A new regulation in Europe has ordered employers to stop monitoring emails and other means of communications of their staff. If they do, they will have to inform their employees in advance before doing so.
The landmark judgment rolled out by the European Court of Human Rights (ECHR) in Strasbourg, France comes after the lawsuit involving Romanian engineer Bogdan Barbelescu. He was fired from his job at an undisclosed company in 2007 for sending messages which the court ruling described "of an intimate nature".
Barbelescu had reportedly been said unaware of the company's scope of monitoring his personal emails.
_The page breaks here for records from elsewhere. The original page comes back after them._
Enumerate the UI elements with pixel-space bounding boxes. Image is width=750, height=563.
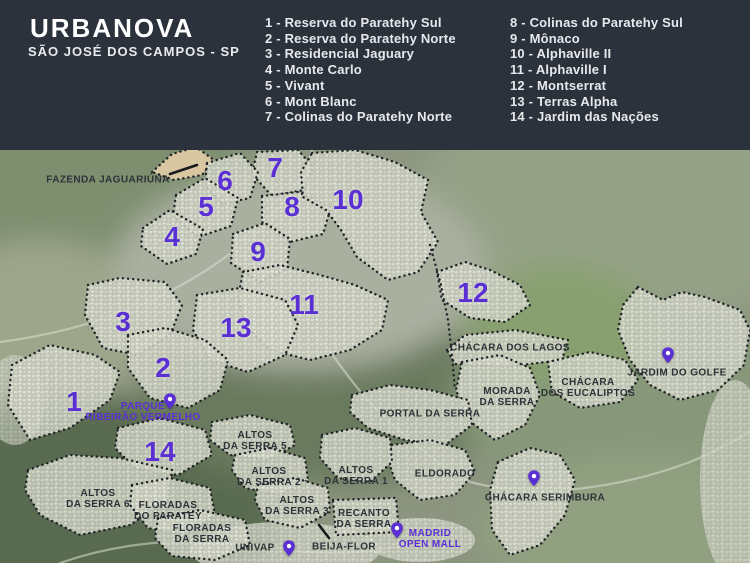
label-line: UNIVAP [235, 542, 274, 553]
area-number-14: 14 [144, 438, 175, 466]
jardim-do-golfe-pin-icon [659, 346, 677, 364]
legend-item: 1 - Reserva do Paratehy Sul [265, 15, 456, 31]
label-fazenda-jaguariuna: FAZENDA JAGUARIÚNA [46, 174, 170, 185]
legend-item: 4 - Monte Carlo [265, 62, 456, 78]
label-morada-da-serra: MORADADA SERRA [479, 386, 534, 408]
label-eldorado: ELDORADO [415, 468, 475, 479]
legend-item: 7 - Colinas do Paratehy Norte [265, 109, 456, 125]
label-line: FLORADAS [134, 500, 202, 511]
area-number-7: 7 [267, 154, 283, 182]
label-line: DA SERRA 1 [324, 476, 388, 487]
area-number-12: 12 [457, 279, 488, 307]
label-line: DA SERRA [336, 519, 391, 530]
area-number-11: 11 [289, 291, 319, 319]
legend-item: 8 - Colinas do Paratehy Sul [510, 15, 683, 31]
univap-pin-icon [280, 539, 298, 557]
label-line: ALTOS [237, 466, 301, 477]
label-line: RECANTO [336, 508, 391, 519]
label-altos-da-serra-5: ALTOSDA SERRA 5 [223, 430, 287, 452]
label-altos-da-serra-1: ALTOSDA SERRA 1 [324, 465, 388, 487]
parque-ribeirao-vermelho-pin-icon [161, 392, 179, 410]
area-number-3: 3 [115, 308, 131, 336]
legend-item: 12 - Montserrat [510, 78, 683, 94]
label-line: ALTOS [223, 430, 287, 441]
label-line: DA SERRA 6 [66, 499, 130, 510]
label-portal-da-serra: PORTAL DA SERRA [380, 408, 481, 419]
label-chacara-dos-eucaliptos: CHÁCARADOS EUCALIPTOS [541, 377, 635, 399]
label-floradas-do-paratey: FLORADASDO PARATEY [134, 500, 202, 522]
label-line: MADRID [399, 528, 462, 539]
label-line: FAZENDA JAGUARIÚNA [46, 174, 170, 185]
legend-item: 11 - Alphaville I [510, 62, 683, 78]
area-number-13: 13 [220, 314, 251, 342]
label-line: ALTOS [324, 465, 388, 476]
label-line: DA SERRA [173, 534, 232, 545]
label-line: FLORADAS [173, 523, 232, 534]
label-line: DA SERRA 2 [237, 477, 301, 488]
label-line: BEIJA-FLOR [312, 541, 376, 552]
label-line: CHÁCARA [541, 377, 635, 388]
label-line: OPEN MALL [399, 539, 462, 550]
madrid-open-mall-pin-icon [388, 521, 406, 539]
label-line: DOS EUCALIPTOS [541, 388, 635, 399]
area-number-1: 1 [66, 388, 82, 416]
label-line: PARQUE [85, 401, 200, 412]
label-altos-da-serra-6: ALTOSDA SERRA 6 [66, 488, 130, 510]
legend-column-1: 1 - Reserva do Paratehy Sul2 - Reserva d… [265, 15, 456, 125]
area-number-5: 5 [198, 193, 214, 221]
chacara-serimbura-pin-icon [525, 469, 543, 487]
satellite-map: 1234567891011121314FAZENDA JAGUARIÚNACHÁ… [0, 150, 750, 563]
label-madrid-open-mall: MADRIDOPEN MALL [399, 528, 462, 550]
legend-item: 10 - Alphaville II [510, 46, 683, 62]
area-number-9: 9 [250, 238, 266, 266]
label-line: ALTOS [66, 488, 130, 499]
area-number-8: 8 [284, 193, 300, 221]
area-number-10: 10 [332, 186, 363, 214]
label-line: ELDORADO [415, 468, 475, 479]
legend-item: 13 - Terras Alpha [510, 94, 683, 110]
legend-item: 6 - Mont Blanc [265, 94, 456, 110]
page-title: URBANOVA [30, 13, 194, 44]
label-recanto-da-serra: RECANTODA SERRA [336, 508, 391, 530]
header: URBANOVA SÃO JOSÉ DOS CAMPOS - SP 1 - Re… [0, 0, 750, 150]
legend-item: 3 - Residencial Jaguary [265, 46, 456, 62]
label-line: CHÁCARA SERIMBURA [485, 492, 605, 503]
legend-item: 2 - Reserva do Paratehy Norte [265, 31, 456, 47]
legend-item: 9 - Mônaco [510, 31, 683, 47]
area-number-6: 6 [217, 167, 233, 195]
label-line: DA SERRA 3 [265, 506, 329, 517]
label-line: DA SERRA [479, 397, 534, 408]
label-line: DO PARATEY [134, 511, 202, 522]
page-subtitle: SÃO JOSÉ DOS CAMPOS - SP [28, 44, 240, 59]
urbanova-map-infographic: URBANOVA SÃO JOSÉ DOS CAMPOS - SP 1 - Re… [0, 0, 750, 563]
area-number-4: 4 [164, 223, 180, 251]
label-chacara-serimbura: CHÁCARA SERIMBURA [485, 492, 605, 503]
label-line: CHÁCARA DOS LAGOS [450, 342, 570, 353]
label-altos-da-serra-2: ALTOSDA SERRA 2 [237, 466, 301, 488]
label-beija-flor: BEIJA-FLOR [312, 541, 376, 552]
legend-item: 5 - Vivant [265, 78, 456, 94]
label-line: MORADA [479, 386, 534, 397]
map-overlay: 1234567891011121314FAZENDA JAGUARIÚNACHÁ… [0, 150, 750, 563]
label-parque-ribeirao-vermelho: PARQUERIBEIRÃO VERMELHO [85, 401, 200, 423]
label-univap: UNIVAP [235, 542, 274, 553]
area-number-2: 2 [155, 354, 171, 382]
legend-item: 14 - Jardim das Nações [510, 109, 683, 125]
label-chacara-dos-lagos: CHÁCARA DOS LAGOS [450, 342, 570, 353]
label-line: JARDIM DO GOLFE [627, 367, 726, 378]
label-line: DA SERRA 5 [223, 441, 287, 452]
label-line: ALTOS [265, 495, 329, 506]
label-line: PORTAL DA SERRA [380, 408, 481, 419]
label-altos-da-serra-3: ALTOSDA SERRA 3 [265, 495, 329, 517]
label-jardim-do-golfe: JARDIM DO GOLFE [627, 367, 726, 378]
legend-column-2: 8 - Colinas do Paratehy Sul9 - Mônaco10 … [510, 15, 683, 125]
label-line: RIBEIRÃO VERMELHO [85, 412, 200, 423]
label-floradas-da-serra: FLORADASDA SERRA [173, 523, 232, 545]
According to Reuters, Barbulescu's company showed him a physical copy of his private messages with his brother and fiancée on Yahoo Messenger, which it used as grounds of company policy breach for personal use.
Romanian court backed the company's claim, but with the ECHR's decision has underscored that the local court "failed to protect Barbulescu's right to private life and correspondence". There was no enough evidence that Barbulescu's communications were a threat to the company.
"This set of requirements will restrict to an important extent the employers' possibilities to monitor the workers' electronic communications," Esther Lynch, confederal secretary of the European Trade Union Confederation, tells Reuters. "Although it does not generally prohibit such monitoring, it sets high thresholds for its justification. This is a very important step to better protect worker's privacy."